Iran, Elections, and Security

I think that there can be no truer sign that the Iranian government has something to hide than the fact that it is beginning to unleash the Basij militias and the Republican Guard.  Ayatollah Khamenei has called to the protests to stop.   Essentially, the government is doing everything it can to attempt to put the election bottle back in the cork.  Violence, oppression, invoking God, speeches blaming outside influence.

“The daytime protests across the Islamic republic have been largely peaceful. But Iranians shudder at the violence unleashed in their cities at night, with the shadowy vigilantes known as Basijis beating, looting and sometimes gunning down protesters they tracked during the day.” — NY Times “Shadowy Iranian Vigilantes Vow Bolder Action” 6/19

If the election truly was fair, why would the leadership not open the ballots and let members from both sides, or the international community, examine them.  What is at stake with this election?  Security.  The Near East cannot support at this time a third ailing state.  Iraq and Afghanistan are both very tentative, and Georgia has been weakened by the violence over the last year.  If the Iranian government does not coalesce around some form of legitimacy, it too might collapse.  Hardliners in Israel are granted greater authority by having militant regimes in near-by countries.  Iran then gains greater influence by opposing “oppressive” Israel.

However, there is hope.  Lebanon recently voted, electing a pro-Western government and outting Hezbollah.  Afghanistan is having another election soon, with over 40 candidates vying for the  top post.  And in Pakistan, locals have started taking up arms against the Taliban, fighting against militant Islam.  There is some debate in Israel around the Palestinian areas.  What will actually end up happening there, however, is anyones guess.

If Mr. Ahmadinejad truly won the election, stop jailing, beating, harrassing, and killing the opposition and show them the truth of your win, not with words but with a full, fair, and monitored recount.  If it truly is a landslide 11 million vote victory this should not be a problem!

However, I do wonder if this is all delay to allow time to “fix” the ballots before they are recounted.

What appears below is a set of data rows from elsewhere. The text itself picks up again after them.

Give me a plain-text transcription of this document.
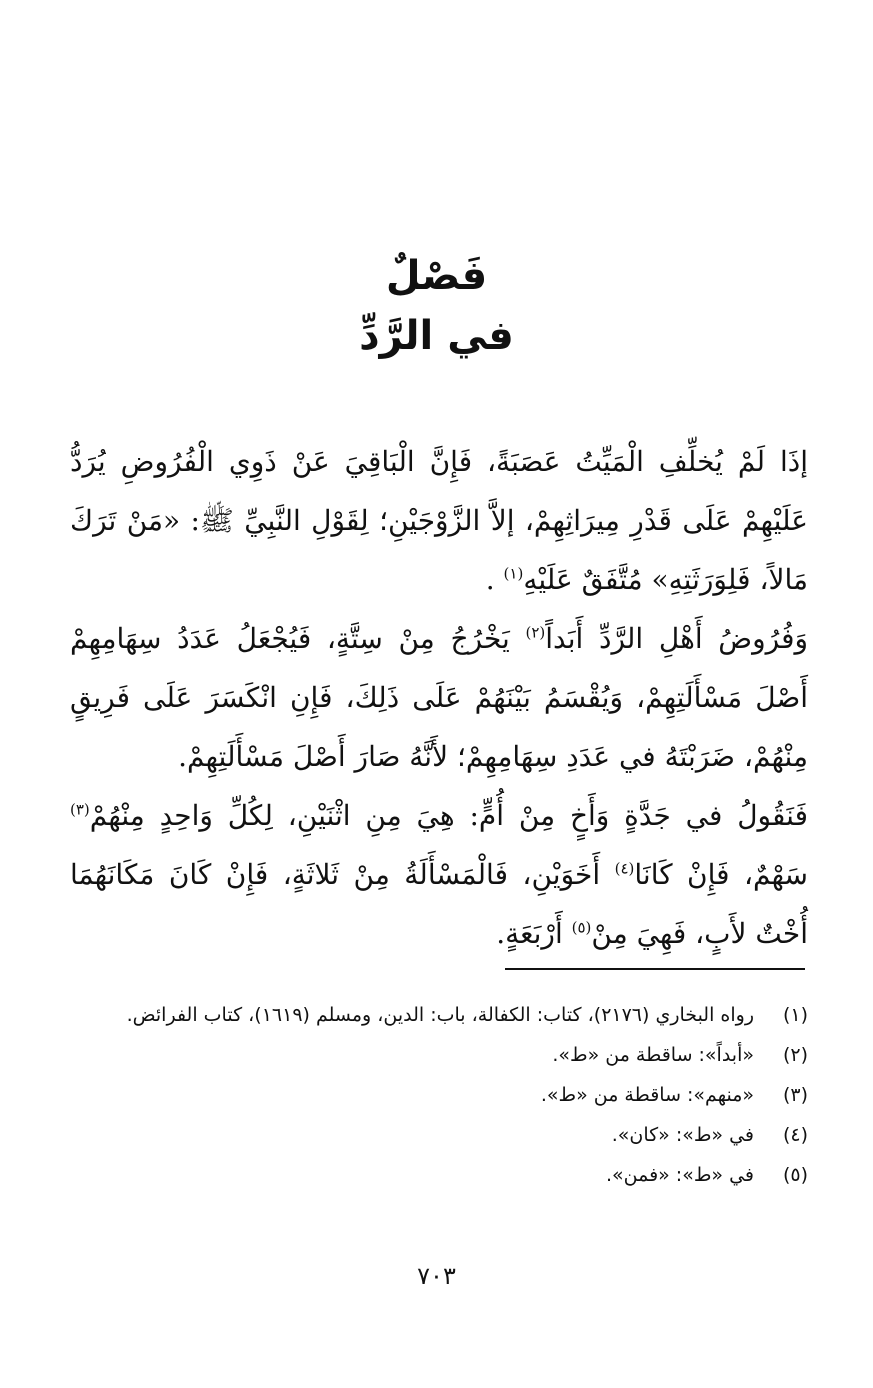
فَصْلٌ
في الرَّدِّ

إذَا لَمْ يُخلِّفِ الْمَيِّتُ عَصَبَةً، فَإِنَّ الْبَاقِيَ عَنْ ذَوِي الْفُرُوضِ يُرَدُّ عَلَيْهِمْ عَلَى قَدْرِ مِيرَاثِهِمْ، إلاَّ الزَّوْجَيْنِ؛ لِقَوْلِ النَّبِيِّ ﷺ: «مَنْ تَرَكَ مَالاً، فَلِوَرَثَتِهِ» مُتَّفَقٌ عَلَيْهِ$^{(١)}$ .

وَفُرُوضُ أَهْلِ الرَّدِّ أَبَداً$^{(٢)}$ يَخْرُجُ مِنْ سِتَّةٍ، فَيُجْعَلُ عَدَدُ سِهَامِهِمْ أَصْلَ مَسْأَلَتِهِمْ، وَيُقْسَمُ بَيْنَهُمْ عَلَى ذَلِكَ، فَإِنِ انْكَسَرَ عَلَى فَرِيقٍ مِنْهُمْ، ضَرَبْتَهُ في عَدَدِ سِهَامِهِمْ؛ لأَنَّهُ صَارَ أَصْلَ مَسْأَلَتِهِمْ.

فَنَقُولُ في جَدَّةٍ وَأَخٍ مِنْ أُمٍّ: هِيَ مِنِ اثْنَيْنِ، لِكُلِّ وَاحِدٍ مِنْهُمْ$^{(٣)}$ سَهْمٌ، فَإِنْ كَانَا$^{(٤)}$ أَخَوَيْنِ، فَالْمَسْأَلَةُ مِنْ ثَلاثَةٍ، فَإِنْ كَانَ مَكَانَهُمَا أُخْتٌ لأَبٍ، فَهِيَ مِنْ$^{(٥)}$ أَرْبَعَةٍ.

(١)
رواه البخاري (٢١٧٦)، كتاب: الكفالة، باب: الدين، ومسلم (١٦١٩)، كتاب الفرائض.
(٢)
«أبداً»: ساقطة من «ط».
(٣)
«منهم»: ساقطة من «ط».
(٤)
في «ط»: «كان».
(٥)
في «ط»: «فمن».
٧٠٣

2 responses to “Iran, Elections, and Security

  1. The Ayatollah runs the show anyway.

    • While this is true, public perceptions also matter. The Ayatollah generally has remained in the background while the Presidents have served as leanings of how government interaction will occur. Sometimes this is more liberal, others more conservative. The key driver is international perception.

      However, as is evidenced in the US and global reaction to Iraq and Saddam, perceptions are critical. Saddam was trying to balance telling his neighbors that he had WMD, while trying to tell the rest of the world that he didn’t. The situation there might be far different if this effort had gone differently for him.

      Similarly, the reactions to Iran have varied greatly with the perception. If a hard-liner like Ahmajinidad has public rulership then statements such as getting rid of Israel, talks about nuclear weapon development, all gain more credence than if someone like Moussavi were to make similar statements, since his general tendencies towards openness and reform can illuminate if nuclear development is truly occurring for energy purposes or for more militaristic ends.